Dann ist es schon so, dass ich mich frage - und ich finde
es auch ignorant, wenn man das nicht tut -, für wen ich
schreibe. Es kann vielleicht Gründe für diese Ignoranz
geben, aber darüber müssten wir dann diskutieren.
Ich glaube schon, dass man einen Leser vor Augen haben muss.
Das können sehr verschiedene sein. Das kann der beste
Freund, die beste Freundin sein. es kann der Redakteur sein.
Es können aber auch mögliche Kinogänger sein.
Und wenn ich in einer bestimmten Zeitung schreibe, scheint
mir das ein legitimes Anliegen zu sein, dass man sich auch
auf die Leser dieser Zeitung einstellt. Aber auch da geht
es gleich noch mit einer anderen Frage los: Schreibe ich nun
für die die den Film gesehen haben, denen ich nun sozusagen
einen Mehrwert zusätzlich zum Kinobesuch gebe, Handwerkszeug,
Ideen, Maßstäbe gebe, um den Film noch anders zu
beurteilen. Oder einfach Einfälle von mir, zu denen ich
sagen würde: Die sind zumindest als Einfälle interessant.
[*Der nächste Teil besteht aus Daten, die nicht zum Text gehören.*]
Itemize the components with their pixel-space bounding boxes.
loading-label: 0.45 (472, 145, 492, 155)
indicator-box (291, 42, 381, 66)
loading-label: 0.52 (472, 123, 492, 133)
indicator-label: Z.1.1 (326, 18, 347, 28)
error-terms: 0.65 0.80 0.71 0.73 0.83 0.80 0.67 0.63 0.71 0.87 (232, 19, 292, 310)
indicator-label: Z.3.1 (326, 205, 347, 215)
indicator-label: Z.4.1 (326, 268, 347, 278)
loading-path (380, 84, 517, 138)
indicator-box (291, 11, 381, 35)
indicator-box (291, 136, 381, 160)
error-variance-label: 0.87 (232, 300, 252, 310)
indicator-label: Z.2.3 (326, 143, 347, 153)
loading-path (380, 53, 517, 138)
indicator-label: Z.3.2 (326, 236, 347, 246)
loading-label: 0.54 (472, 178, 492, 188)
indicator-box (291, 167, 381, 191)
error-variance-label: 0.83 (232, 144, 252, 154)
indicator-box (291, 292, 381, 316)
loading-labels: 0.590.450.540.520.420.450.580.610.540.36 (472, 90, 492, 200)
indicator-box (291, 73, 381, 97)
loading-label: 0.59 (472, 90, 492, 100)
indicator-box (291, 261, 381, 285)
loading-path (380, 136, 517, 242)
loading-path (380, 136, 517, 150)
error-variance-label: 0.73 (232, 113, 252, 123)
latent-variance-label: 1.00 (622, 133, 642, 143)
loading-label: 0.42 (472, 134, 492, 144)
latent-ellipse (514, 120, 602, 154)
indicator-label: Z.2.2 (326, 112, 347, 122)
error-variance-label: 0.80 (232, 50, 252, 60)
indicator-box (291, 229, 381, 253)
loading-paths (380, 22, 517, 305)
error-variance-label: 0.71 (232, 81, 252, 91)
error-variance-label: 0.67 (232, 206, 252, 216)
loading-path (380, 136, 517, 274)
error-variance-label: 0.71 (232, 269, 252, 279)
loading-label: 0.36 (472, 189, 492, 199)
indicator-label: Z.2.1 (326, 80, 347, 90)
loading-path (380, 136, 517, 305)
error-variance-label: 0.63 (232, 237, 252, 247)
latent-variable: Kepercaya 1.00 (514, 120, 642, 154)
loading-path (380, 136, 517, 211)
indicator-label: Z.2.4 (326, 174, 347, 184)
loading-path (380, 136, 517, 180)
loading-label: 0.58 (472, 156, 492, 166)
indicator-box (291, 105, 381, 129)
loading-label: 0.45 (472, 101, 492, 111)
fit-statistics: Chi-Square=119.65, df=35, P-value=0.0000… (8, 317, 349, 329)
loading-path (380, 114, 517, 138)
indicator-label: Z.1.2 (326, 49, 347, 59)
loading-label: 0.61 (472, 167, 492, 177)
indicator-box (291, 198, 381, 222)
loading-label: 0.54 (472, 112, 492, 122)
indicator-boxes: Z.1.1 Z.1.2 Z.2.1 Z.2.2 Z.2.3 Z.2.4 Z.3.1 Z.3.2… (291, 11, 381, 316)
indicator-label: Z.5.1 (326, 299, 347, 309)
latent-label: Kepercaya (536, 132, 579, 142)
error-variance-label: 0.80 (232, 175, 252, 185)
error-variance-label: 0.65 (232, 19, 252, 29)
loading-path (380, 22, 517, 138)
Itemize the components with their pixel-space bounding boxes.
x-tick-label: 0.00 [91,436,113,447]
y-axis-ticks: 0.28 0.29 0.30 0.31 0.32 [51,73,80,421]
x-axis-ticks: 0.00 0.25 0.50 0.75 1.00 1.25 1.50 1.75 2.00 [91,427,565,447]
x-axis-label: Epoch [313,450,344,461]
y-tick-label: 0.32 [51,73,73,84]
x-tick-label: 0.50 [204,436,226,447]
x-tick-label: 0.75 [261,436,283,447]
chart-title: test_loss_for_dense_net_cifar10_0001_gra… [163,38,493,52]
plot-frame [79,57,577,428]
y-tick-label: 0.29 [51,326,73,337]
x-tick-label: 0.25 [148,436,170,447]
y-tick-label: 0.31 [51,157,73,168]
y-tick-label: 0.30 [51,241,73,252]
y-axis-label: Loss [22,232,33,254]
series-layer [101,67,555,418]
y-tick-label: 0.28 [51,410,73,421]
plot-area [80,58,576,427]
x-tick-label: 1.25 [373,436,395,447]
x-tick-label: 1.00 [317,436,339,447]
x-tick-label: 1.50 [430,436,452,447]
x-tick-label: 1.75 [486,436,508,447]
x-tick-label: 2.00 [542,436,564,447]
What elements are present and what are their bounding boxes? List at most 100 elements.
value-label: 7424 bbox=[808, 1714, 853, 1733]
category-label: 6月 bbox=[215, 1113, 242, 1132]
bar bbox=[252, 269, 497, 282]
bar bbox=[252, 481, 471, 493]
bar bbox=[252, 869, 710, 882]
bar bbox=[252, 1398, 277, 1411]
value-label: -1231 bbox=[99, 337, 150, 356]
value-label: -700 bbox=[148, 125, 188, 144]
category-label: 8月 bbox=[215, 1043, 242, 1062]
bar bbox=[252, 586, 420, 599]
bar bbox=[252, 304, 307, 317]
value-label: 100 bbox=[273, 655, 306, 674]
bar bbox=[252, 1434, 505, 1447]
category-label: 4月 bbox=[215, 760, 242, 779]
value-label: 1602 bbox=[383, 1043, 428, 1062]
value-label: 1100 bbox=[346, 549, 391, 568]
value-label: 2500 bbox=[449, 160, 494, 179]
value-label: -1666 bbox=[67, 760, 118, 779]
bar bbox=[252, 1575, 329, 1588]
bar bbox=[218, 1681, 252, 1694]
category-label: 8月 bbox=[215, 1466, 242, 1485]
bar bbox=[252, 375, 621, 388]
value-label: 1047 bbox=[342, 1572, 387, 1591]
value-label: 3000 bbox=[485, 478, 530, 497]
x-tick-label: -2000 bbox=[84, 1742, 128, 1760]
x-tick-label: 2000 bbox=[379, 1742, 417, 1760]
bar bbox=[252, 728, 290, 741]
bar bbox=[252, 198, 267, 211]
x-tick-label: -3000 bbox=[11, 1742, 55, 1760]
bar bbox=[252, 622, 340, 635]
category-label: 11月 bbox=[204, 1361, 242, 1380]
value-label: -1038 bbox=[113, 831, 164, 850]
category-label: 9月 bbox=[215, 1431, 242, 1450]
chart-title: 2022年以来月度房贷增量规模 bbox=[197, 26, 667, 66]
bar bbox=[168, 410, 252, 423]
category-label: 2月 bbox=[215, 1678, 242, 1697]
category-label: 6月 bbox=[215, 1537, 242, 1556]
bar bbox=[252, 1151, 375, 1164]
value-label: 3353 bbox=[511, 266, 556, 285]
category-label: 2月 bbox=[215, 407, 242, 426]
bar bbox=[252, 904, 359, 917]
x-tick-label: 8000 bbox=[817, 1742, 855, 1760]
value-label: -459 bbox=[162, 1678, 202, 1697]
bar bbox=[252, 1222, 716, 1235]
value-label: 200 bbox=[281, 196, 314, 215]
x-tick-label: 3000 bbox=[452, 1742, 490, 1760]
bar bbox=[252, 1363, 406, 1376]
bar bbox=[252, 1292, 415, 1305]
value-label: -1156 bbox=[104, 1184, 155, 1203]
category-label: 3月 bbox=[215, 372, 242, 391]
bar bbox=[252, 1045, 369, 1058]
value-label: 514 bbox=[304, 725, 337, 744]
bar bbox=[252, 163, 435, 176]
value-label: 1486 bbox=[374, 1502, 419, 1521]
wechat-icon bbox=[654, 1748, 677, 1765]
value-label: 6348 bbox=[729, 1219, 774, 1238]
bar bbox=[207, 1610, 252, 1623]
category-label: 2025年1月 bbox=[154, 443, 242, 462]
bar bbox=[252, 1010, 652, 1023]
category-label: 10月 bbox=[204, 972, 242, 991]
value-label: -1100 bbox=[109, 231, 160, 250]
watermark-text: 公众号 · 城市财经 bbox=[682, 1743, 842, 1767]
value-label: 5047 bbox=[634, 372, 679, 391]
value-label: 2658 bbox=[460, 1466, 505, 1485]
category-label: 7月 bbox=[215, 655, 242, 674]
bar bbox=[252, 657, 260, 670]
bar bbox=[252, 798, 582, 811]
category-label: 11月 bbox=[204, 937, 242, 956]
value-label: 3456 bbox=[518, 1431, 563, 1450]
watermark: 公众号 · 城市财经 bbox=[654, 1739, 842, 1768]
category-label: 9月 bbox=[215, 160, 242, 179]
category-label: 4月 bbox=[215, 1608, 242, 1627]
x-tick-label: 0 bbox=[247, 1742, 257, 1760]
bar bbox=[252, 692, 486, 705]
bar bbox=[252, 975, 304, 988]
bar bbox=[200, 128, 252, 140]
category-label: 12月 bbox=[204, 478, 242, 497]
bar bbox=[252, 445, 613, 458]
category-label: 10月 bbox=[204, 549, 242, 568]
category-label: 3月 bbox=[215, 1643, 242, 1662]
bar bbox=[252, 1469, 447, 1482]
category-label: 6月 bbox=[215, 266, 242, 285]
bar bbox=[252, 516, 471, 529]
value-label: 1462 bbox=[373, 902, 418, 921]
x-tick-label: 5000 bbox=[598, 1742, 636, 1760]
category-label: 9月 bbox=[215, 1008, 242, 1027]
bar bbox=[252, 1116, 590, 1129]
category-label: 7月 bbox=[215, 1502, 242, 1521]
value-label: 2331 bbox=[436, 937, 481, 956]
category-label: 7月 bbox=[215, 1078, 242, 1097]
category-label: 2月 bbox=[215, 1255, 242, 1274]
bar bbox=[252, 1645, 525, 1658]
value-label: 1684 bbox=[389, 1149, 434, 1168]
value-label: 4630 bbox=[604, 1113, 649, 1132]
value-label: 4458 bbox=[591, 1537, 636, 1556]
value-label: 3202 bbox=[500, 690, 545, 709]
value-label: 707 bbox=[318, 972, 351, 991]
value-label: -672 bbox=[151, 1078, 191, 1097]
Da wabert mir etwas im Kopf herum, auch noch Tage danach,
und insofern teile ich das jetzt mal anderen mit - sozusagen
eher als Experiment, als Anregung zum Weiterdenken, auch dagegen-andenken.
Man gibt ihnen etwas Zusätzliches, mit dem sie jetzt
auf diesen Film auch noch anders schauen, auch anders darüber
nachdenken.
Oder sind es Leute, denen ich sagen will, ob sich der Kinobesuch
FÜR SIE lohnt? Was ich auch für ein legitimes Anliegen
halte.
Oder will ich für den Filmemacher was tun? Oder gegen
den Filmemacher? Ich will gar nicht darumherumlügen,
dass nicht auch dies beides der Fall ist. Es gibt Filme, die
sind mir aus irgendeinem Grund sympathisch, oder die, die
den gemacht haben. Da gibt es dann Gründe, warum ich
finde: Es sollten mehr Leute in diesen Film hineingehen. Oder
ich denke: Hoffentlich geht da niemand rein. Das ist alles
Dreck und es wäre am besten, wenn das gar nicht gezeigt
würde.
Solche Haltungen können auch Motivationen sein, überhaupt
einen Text zu schreiben.
Dann ist es so, dass sich der Text dadurch verändert,
in was für einem Ort man schreibt. Bei den Lesern des
Münchner Merkur - wo ich die Leserstruktur ungefähr
kenne, sie mir auch immer wieder von den Redakteuren bewusst
gemacht wird - scheint es mir nötig zu sein, bestimmte
Dinge zu erklären, zu erläutern, die der Leser der
"Frankfurter Rundschau" einfach weiß, weil
er im Schnitt gebildeter ist. Oder der Leser des "Filmdienst",
weil er cineastischer ist.
Beim Münchner Merkur" bediene ich mich auch einer
Sprache, die einfacher ist: Kürzere Sätze, weniger
Latinismen, weniger komplizierte Gedanken, weniger Subtext.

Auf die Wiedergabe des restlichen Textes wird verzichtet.